Install flow (prior or model)

  1. Click Install on a tile
  2. Modal opens with:
    • The listing summary
    • A target project dropdown (your own projects, fetched via /projects)
  3. (Model installs only) A compat-chip appears below the project picker:
    • 🟢 Green — “Compatible with N matching <category> prior(s) in this project: <names>
    • 🟡 Amber, no priors — “This project has no priors yet. You’ll need a <category> prior installed before this model can train.”
    • 🟡 Amber, no match — “No <category> priors in this project (N other priors present). The model will install but won’t have a matching prior to train on.”
  4. Click Install prior → / Install model → to commit

The installed listing appears in the project’s Priors / Models tab. From there you can edit it, attach it to a new Run, or fork it further.

Fork flow

  1. Click Fork on a tile
  2. Modal opens with:
    • The listing summary
    • A project name input (pre-filled with the listing’s title)
    • A description textarea
  3. Click Fork prior → / Fork brain →

A new project is created with the listing copied in as a seed prior/model/eval/run. The original’s forkCount increments. You land on the new project’s overview page.
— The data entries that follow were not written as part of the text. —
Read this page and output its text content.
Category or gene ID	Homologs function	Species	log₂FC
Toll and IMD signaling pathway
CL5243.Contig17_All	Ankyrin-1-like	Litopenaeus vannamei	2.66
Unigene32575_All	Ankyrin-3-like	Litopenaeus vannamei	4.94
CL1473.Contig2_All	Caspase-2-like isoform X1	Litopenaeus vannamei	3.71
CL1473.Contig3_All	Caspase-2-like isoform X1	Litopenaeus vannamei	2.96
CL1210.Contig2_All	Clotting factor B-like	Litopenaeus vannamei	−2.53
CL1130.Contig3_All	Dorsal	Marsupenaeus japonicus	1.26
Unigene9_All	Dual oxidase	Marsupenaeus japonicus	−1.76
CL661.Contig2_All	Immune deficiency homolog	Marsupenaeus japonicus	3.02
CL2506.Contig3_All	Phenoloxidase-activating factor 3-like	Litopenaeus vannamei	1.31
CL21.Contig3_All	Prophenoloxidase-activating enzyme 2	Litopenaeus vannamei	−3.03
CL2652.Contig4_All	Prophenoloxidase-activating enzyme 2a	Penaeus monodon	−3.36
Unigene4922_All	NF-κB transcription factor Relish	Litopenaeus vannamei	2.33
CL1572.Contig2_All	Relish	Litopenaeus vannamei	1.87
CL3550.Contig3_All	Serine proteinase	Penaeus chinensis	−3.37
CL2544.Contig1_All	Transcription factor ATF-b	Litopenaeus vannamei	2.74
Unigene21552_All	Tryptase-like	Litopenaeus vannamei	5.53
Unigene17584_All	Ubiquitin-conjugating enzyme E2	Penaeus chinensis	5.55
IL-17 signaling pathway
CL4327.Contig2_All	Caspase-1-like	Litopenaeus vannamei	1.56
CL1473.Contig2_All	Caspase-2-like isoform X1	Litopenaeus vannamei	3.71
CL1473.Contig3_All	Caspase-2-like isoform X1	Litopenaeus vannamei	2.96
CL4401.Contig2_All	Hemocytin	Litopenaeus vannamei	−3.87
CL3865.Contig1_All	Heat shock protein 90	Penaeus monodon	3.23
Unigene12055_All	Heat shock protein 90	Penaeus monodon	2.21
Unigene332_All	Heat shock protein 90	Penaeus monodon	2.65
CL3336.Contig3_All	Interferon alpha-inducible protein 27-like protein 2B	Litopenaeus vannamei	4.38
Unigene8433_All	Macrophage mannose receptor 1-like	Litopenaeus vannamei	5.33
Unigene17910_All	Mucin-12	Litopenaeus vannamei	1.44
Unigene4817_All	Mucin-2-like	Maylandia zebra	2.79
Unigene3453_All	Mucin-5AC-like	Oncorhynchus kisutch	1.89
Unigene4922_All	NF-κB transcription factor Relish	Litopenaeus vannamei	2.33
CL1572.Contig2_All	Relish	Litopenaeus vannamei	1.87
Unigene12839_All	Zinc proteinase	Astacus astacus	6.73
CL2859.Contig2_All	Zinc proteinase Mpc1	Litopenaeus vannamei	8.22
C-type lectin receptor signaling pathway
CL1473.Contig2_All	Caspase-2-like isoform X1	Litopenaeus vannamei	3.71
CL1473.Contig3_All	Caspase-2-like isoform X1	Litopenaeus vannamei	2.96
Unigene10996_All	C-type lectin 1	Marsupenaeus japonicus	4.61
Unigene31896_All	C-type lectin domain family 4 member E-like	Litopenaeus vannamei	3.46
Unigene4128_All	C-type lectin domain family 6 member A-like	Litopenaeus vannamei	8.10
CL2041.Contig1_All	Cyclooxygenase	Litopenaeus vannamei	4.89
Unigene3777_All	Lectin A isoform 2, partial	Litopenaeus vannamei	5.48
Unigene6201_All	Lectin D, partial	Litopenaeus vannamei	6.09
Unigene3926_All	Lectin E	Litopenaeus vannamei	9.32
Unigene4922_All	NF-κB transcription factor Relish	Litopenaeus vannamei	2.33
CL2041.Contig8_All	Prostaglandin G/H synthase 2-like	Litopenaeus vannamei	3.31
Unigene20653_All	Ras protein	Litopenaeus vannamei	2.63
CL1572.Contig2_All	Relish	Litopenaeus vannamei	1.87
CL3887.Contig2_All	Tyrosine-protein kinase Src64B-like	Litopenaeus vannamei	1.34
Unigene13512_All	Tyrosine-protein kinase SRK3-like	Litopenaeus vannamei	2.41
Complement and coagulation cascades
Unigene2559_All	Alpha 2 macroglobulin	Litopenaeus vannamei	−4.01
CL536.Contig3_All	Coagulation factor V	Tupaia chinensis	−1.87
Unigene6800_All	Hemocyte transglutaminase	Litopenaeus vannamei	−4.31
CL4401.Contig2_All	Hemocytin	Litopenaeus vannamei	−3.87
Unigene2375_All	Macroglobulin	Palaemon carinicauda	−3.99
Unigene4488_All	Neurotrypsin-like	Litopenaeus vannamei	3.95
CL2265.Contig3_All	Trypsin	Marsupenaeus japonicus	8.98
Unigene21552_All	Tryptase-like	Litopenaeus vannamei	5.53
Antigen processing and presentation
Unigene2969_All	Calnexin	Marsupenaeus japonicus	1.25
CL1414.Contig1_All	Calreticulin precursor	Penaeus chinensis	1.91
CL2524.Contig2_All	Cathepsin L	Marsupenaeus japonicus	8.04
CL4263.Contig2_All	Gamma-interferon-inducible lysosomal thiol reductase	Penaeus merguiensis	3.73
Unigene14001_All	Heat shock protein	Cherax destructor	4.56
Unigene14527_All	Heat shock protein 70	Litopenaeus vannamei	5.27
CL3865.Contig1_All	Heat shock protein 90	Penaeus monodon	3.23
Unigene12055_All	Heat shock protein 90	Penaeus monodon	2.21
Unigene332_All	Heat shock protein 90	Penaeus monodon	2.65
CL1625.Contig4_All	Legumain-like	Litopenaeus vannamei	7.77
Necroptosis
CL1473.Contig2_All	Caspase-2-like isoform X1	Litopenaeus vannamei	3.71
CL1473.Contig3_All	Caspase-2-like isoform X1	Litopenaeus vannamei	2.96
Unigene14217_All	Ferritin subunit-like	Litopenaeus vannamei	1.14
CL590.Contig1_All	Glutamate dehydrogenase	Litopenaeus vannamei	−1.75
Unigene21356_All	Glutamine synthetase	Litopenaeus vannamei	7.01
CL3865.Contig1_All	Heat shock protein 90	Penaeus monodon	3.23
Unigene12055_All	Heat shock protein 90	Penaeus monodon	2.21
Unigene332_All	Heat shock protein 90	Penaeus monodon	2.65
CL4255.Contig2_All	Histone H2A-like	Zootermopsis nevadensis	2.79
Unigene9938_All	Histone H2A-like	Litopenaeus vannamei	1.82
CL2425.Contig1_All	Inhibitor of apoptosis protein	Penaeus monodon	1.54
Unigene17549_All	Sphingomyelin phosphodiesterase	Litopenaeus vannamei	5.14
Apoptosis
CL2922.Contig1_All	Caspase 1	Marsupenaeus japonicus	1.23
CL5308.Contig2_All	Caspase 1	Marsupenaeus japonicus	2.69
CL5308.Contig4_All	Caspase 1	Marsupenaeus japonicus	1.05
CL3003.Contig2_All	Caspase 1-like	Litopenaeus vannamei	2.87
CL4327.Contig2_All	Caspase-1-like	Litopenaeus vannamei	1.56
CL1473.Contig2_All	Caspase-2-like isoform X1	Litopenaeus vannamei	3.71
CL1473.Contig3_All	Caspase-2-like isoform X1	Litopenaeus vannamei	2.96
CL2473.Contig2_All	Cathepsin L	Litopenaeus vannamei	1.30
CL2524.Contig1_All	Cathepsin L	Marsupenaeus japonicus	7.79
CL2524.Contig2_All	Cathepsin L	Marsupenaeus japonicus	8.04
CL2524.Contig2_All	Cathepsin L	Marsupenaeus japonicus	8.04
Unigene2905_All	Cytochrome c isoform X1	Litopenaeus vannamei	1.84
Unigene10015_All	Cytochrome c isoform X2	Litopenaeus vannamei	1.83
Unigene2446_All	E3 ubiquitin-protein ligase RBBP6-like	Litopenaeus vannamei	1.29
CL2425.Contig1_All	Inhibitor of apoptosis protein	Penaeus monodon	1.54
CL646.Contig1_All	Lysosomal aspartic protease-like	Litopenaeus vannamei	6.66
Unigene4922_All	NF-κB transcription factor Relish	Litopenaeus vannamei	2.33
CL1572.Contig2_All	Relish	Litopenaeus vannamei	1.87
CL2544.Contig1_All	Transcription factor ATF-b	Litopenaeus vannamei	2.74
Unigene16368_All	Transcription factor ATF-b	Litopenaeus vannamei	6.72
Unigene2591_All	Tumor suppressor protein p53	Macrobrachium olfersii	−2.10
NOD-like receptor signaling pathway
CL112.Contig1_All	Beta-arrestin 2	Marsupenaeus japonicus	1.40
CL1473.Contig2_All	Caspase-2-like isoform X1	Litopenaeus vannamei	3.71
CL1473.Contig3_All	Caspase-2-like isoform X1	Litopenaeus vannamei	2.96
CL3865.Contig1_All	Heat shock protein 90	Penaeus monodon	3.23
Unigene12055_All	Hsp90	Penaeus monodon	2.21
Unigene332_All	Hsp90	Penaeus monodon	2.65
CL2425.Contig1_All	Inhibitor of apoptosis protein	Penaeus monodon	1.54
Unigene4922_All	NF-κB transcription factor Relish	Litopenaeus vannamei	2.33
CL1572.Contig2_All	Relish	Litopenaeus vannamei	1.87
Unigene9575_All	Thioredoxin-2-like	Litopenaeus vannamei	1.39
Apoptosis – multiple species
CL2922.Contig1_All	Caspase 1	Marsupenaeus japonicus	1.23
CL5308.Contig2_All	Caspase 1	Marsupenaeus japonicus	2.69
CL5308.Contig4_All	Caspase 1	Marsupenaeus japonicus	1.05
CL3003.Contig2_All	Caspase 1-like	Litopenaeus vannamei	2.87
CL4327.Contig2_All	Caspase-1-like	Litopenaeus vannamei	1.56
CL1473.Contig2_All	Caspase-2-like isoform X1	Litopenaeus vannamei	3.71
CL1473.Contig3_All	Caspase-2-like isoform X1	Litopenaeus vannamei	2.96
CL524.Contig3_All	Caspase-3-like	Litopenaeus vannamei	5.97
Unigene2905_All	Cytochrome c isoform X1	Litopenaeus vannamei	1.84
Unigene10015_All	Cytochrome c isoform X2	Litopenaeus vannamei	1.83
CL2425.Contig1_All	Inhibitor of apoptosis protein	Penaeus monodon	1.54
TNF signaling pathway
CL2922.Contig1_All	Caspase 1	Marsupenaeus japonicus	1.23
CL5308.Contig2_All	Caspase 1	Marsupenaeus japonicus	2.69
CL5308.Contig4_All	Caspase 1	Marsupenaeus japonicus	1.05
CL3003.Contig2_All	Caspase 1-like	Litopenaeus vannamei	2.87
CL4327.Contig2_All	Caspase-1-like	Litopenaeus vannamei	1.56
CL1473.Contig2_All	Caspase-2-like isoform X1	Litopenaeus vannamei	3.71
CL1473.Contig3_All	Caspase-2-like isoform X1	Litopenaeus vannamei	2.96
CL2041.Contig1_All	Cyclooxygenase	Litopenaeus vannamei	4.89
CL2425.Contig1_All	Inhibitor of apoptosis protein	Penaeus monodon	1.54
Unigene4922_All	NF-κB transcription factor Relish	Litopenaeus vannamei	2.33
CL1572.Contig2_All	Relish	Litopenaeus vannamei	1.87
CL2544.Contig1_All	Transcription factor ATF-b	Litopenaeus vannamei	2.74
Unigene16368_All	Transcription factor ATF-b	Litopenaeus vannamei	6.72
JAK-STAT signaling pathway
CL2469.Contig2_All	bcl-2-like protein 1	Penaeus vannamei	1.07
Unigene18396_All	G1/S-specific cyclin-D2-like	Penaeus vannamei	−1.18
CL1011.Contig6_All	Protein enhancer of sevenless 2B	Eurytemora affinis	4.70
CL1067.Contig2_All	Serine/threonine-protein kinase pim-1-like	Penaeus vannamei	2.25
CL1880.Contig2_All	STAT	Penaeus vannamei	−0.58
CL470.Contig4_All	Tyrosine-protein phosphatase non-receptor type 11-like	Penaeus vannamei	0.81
Forking a paper-backed brain

If you fork a brain whose prior is paper-backed, the project lands with:

  • The paper’s prior code verbatim
  • The paper’s model architecture
  • The paper’s eval suite
  • The paper’s hyperparameters (learning rate, batch size, step count, seed)
  • The paper’s preamble as the project readme

You can train it as-is (reproducing the paper) or edit any artifact to diverge. See Paper reproductions for the full reproduction-vs-diverge picture.

Compat-chip details (model installs)

The compat-chip is a guardrail. Models in the marketplace declare a category (Regression / Classification / Time series / etc.). When you install one into a project, the chip fetches the project’s existing priors and checks whether any share that category.

The chip is informational — install proceeds either way. But it surfaces the next step the user needs to take:

  • Match found → ready to train
  • No match → install a prior of the right category before the model is usable
  • No priors at all → fork or install a prior first

Publishing your own

Not yet exposed in basic mode. From developer mode:

  1. Open the project you want to publish from
  2. Go to Priors (or Models, or the project root for a brain)
  3. Click Publish to marketplace on the artifact
  4. Fill in: title, description, category, paper citation (optional), license

Your listing appears in the marketplace immediately for everyone else to discover. Publishing is org-scoped — you control which org’s listings go public.

Curated paper reproductions

Some listings are curated paper reproductions — the marketplace adds a ● Reproducible study badge linking back to the original repo (e.g. ifBO’s GitHub). Forking these creates a project pre-loaded with the paper’s full bundle; the project shell’s left sidebar shows the same badge once forked.